Compiler Optimization: Modern compilers automatically detect leaf functions and omit frame pointers. Use -fomit-frame-pointer to enable this for non-leaf functions too (harder to debug).

Red Zone (System V)

The red zone is a 128-byte area below RSP that leaf functions can use without adjusting RSP. It's "protected" from signal handlers and interrupts.

Stack Layout with Red Zone:

        │             │
        ├─────────────┤
        │ Return Addr │ ← RSP points here
        ├─────────────┤
        │             │
        │  Red Zone   │ ← 128 bytes, usable without SUB RSP
        │  (128 bytes)│
        │             │
        ├─────────────┤
        │ Danger Zone │ ← Below red zone, may be clobbered
        └─────────────┘

Using the Red Zone

; Leaf function using red zone (System V only!)
compute_hash:
    ; No stack frame needed - use red zone for locals
    mov [rsp - 8], rbx      ; Save RBX in red zone
    mov [rsp - 16], r12     ; Save R12 in red zone
    
    ; Use RBX and R12 freely...
    mov rbx, rdi
    xor r12, r12
    
    ; ... computation ...
    
    ; Restore and return
    mov rbx, [rsp - 8]
    mov r12, [rsp - 16]
    ret
Windows Warning: Windows x64 has NO red zone! The area below RSP can be clobbered by interrupts, exception handlers, or debuggers.
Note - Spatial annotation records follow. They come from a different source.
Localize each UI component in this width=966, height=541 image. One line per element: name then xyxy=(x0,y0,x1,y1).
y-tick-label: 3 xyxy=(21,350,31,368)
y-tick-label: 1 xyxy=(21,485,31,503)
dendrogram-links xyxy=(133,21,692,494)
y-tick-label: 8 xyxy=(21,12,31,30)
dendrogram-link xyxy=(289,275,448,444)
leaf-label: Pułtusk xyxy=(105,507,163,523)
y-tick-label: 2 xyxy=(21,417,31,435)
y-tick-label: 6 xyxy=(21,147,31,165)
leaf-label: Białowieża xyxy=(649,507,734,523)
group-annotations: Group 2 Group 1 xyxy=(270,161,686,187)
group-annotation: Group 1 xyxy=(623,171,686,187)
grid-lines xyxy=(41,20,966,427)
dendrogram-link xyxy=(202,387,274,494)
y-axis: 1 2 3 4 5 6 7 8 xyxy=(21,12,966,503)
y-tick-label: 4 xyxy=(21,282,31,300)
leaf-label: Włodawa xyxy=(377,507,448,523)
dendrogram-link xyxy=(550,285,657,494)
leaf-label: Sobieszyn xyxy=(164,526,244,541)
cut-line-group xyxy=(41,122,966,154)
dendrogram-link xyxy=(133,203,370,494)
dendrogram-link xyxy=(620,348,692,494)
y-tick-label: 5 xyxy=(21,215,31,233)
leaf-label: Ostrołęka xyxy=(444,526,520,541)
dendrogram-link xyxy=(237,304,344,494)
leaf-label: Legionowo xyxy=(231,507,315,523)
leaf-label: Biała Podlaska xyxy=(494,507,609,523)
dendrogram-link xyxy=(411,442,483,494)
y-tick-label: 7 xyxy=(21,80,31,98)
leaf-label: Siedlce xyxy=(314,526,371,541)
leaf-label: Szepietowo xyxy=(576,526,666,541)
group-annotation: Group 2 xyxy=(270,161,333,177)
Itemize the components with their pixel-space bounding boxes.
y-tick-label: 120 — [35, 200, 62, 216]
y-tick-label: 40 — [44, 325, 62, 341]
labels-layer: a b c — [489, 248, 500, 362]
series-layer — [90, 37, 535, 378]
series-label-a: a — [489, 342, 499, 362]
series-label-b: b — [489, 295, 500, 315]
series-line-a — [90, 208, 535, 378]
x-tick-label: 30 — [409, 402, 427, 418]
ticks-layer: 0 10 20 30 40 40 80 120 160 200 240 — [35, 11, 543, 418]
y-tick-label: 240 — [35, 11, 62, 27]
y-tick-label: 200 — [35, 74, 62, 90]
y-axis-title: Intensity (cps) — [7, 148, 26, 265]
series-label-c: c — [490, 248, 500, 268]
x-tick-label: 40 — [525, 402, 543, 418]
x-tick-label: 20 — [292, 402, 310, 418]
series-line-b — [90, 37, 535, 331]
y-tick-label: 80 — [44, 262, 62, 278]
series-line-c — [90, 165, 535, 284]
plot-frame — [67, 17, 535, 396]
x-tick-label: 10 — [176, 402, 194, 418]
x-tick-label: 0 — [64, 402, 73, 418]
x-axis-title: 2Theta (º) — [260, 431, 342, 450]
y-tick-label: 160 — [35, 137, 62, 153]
Always allocate stack space explicitly on Windows.

Exercise: Cross-Platform Function

Write a function that works on both Linux and Windows:

; Cross-platform compatible function
multiply_add:
    ; Works on both Linux and Windows
    ; Linux: args in RDI, RSI, RDX
    ; Windows: args in RCX, RDX, R8
%ifdef WINDOWS
    mov rax, rcx
    imul rax, rdx
    add rax, r8
%else
    mov rax, rdi
    imul rax, rsi
    add rax, rdx
%endif
    ret